The Federal Energy Regulatory Commission (FERC) has extended the deadline for comments on the Notice of Inquiry (NOI) regarding Enhanced Natural Gas Market Transparency until February 12, 2013. Initially, the comments on the NOI were due on January 22, 2013; however, a coalition comprising a broad cross-section of energy industry trade associations and led by Ballard Spahr attorneys Dena Wiggins and Jack Semrani requested additional time to respond, given the importance of the issues raised in the NOI.
The NOI seeks comments regarding any changes that should be made to FERC regulations under the natural gas market transparency provisions. Any such changes are expected to affect all natural gas market participants, including producers, marketers, pipelines, LDCs, and end users. FERC is considering whether quarterly reporting of every jurisdictional natural gas transaction that entails physical delivery for the next day (i.e., next day gas) or the next month (i.e., next month gas) would provide useful information for improving natural gas market transparency. FERC is also considering whether these reporting requirements should be in addition to, or in lieu of, the existing Form No. 552 reporting requirements.

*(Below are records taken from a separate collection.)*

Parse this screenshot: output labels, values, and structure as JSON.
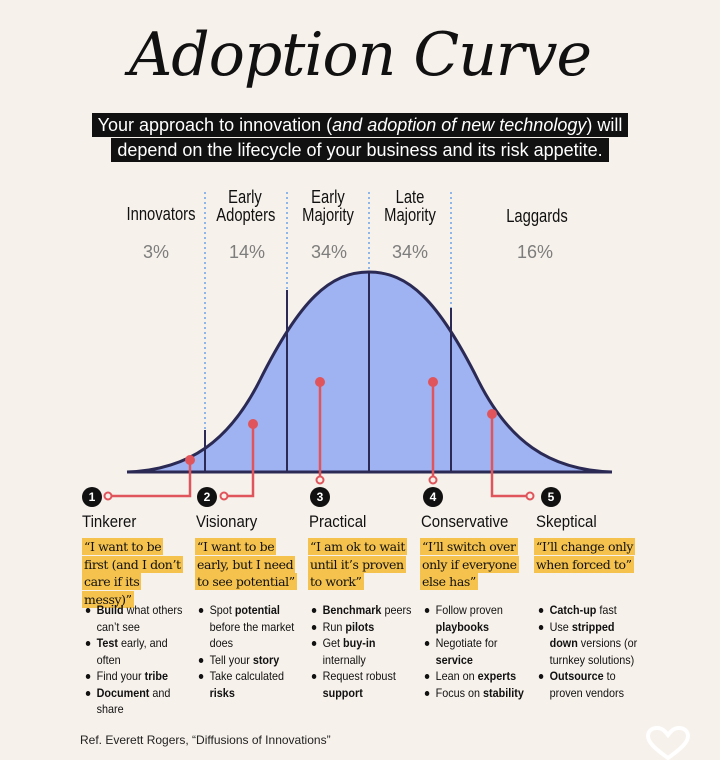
{
  "title": "Adoption Curve",
  "subtitle": {
    "pre": "Your approach to innovation (",
    "italic": "and adoption of new technology",
    "post": ") will depend on the lifecycle of your business and its risk appetite."
  },
  "segments": [
    {
      "label": "Innovators",
      "pct": "3%"
    },
    {
      "label": "Early Adopters",
      "pct": "14%"
    },
    {
      "label": "Early Majority",
      "pct": "34%"
    },
    {
      "label": "Late Majority",
      "pct": "34%"
    },
    {
      "label": "Laggards",
      "pct": "16%"
    }
  ],
  "personas": [
    {
      "num": "1",
      "name": "Tinkerer",
      "quote": "“I want to be first (and I don’t care if its messy)”",
      "tips": [
        {
          "b": "Build",
          "t": " what others can’t see"
        },
        {
          "b": "Test",
          "t": " early, and often"
        },
        {
          "b": "",
          "t": "Find your ",
          "b2": "tribe"
        },
        {
          "b": "Document",
          "t": " and share"
        }
      ]
    },
    {
      "num": "2",
      "name": "Visionary",
      "quote": "“I want to be early, but I need to see potential”",
      "tips": [
        {
          "b": "",
          "t": "Spot ",
          "b2": "potential",
          "t2": " before the market does"
        },
        {
          "b": "",
          "t": "Tell your ",
          "b2": "story"
        },
        {
          "b": "",
          "t": "Take calculated ",
          "b2": "risks"
        }
      ]
    },
    {
      "num": "3",
      "name": "Practical",
      "quote": "“I am ok to wait until it’s proven to work”",
      "tips": [
        {
          "b": "Benchmark",
          "t": " peers"
        },
        {
          "b": "",
          "t": "Run ",
          "b2": "pilots"
        },
        {
          "b": "",
          "t": "Get ",
          "b2": "buy-in",
          "t2": " internally"
        },
        {
          "b": "",
          "t": "Request robust ",
          "b2": "support"
        }
      ]
    },
    {
      "num": "4",
      "name": "Conservative",
      "quote": "“I’ll switch over only if everyone else has”",
      "tips": [
        {
          "b": "",
          "t": "Follow proven ",
          "b2": "playbooks"
        },
        {
          "b": "",
          "t": "Negotiate for ",
          "b2": "service"
        },
        {
          "b": "",
          "t": "Lean on ",
          "b2": "experts"
        },
        {
          "b": "",
          "t": "Focus on ",
          "b2": "stability"
        }
      ]
    },
    {
      "num": "5",
      "name": "Skeptical",
      "quote": "“I’ll change only when forced to”",
      "tips": [
        {
          "b": "Catch-up",
          "t": " fast"
        },
        {
          "b": "",
          "t": "Use ",
          "b2": "stripped down",
          "t2": " versions (or turnkey solutions)"
        },
        {
          "b": "Outsource",
          "t": " to proven vendors"
        }
      ]
    }
  ],
  "reference": "Ref. Everett Rogers, “Diffusions of Innovations”",
  "colors": {
    "curve_fill": "#9fb3f3",
    "curve_stroke": "#2b2a55",
    "connector": "#e0555b",
    "highlight": "#f5c24d",
    "background": "#f6f1ea"
  }
}
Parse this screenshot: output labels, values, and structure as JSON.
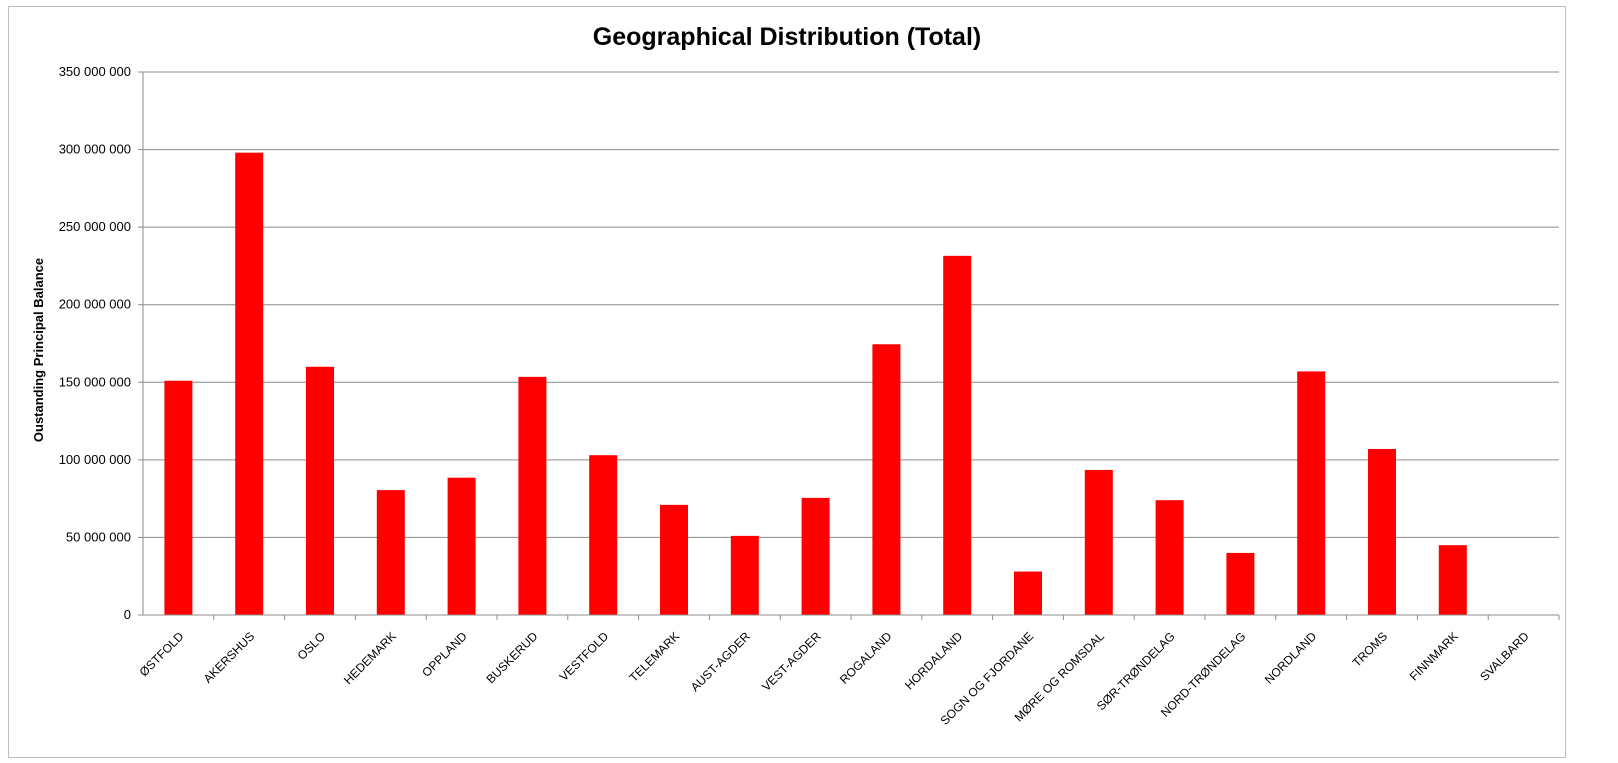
{
  "chart_data": {
    "type": "bar",
    "title": "Geographical Distribution (Total)",
    "xlabel": "",
    "ylabel": "Oustanding Principal Balance",
    "ylim": [
      0,
      350000000
    ],
    "yticks": [
      0,
      50000000,
      100000000,
      150000000,
      200000000,
      250000000,
      300000000,
      350000000
    ],
    "ytick_labels": [
      "0",
      "50 000 000",
      "100 000 000",
      "150 000 000",
      "200 000 000",
      "250 000 000",
      "300 000 000",
      "350 000 000"
    ],
    "grid": true,
    "legend": "none",
    "bar_color": "#ff0000",
    "categories": [
      "ØSTFOLD",
      "AKERSHUS",
      "OSLO",
      "HEDEMARK",
      "OPPLAND",
      "BUSKERUD",
      "VESTFOLD",
      "TELEMARK",
      "AUST-AGDER",
      "VEST-AGDER",
      "ROGALAND",
      "HORDALAND",
      "SOGN OG FJORDANE",
      "MØRE OG ROMSDAL",
      "SØR-TRØNDELAG",
      "NORD-TRØNDELAG",
      "NORDLAND",
      "TROMS",
      "FINNMARK",
      "SVALBARD"
    ],
    "values": [
      151000000,
      298000000,
      160000000,
      80500000,
      88500000,
      153500000,
      103000000,
      71000000,
      51000000,
      75500000,
      174500000,
      231500000,
      28000000,
      93500000,
      74000000,
      40000000,
      157000000,
      107000000,
      45000000,
      0
    ]
  }
}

FERC stated that this information may be necessary for market participants to better understand the market activities that produce the prices that are reported to indices. FERC also believes this information may be necessary to facilitate price transparency and assist FERC in detecting and deterring market manipulation.
The NOI raises difficult issues regarding FERC’s limited statutory authority to collect natural gas sales data in a robust natural gas commodity market in which most transactions are outside of FERC's regulatory control. The NOI also raises practical issues regarding the difficulty (and perhaps impossibility) of determining which natural gas transactions are FERC-jurisdictional and which ones are not in light of the web of rules and the complex history setting forth the extent of FERC’s jurisdiction over natural gas transactions in a largely decontrolled environment. In addition, many industry participants are questioning the ultimate usefulness of data that appears to pertain only to a small slice of the market.
Given the lack of clarity in the NOI as to the precise reason why the additional data is needed, and given the statutory restrictions on FERC's authority, many industry participants are struggling with the tension between any claimed need for the additional data and the actual burden on the industry, and are questioning whether FERC should proceed further with the NOI.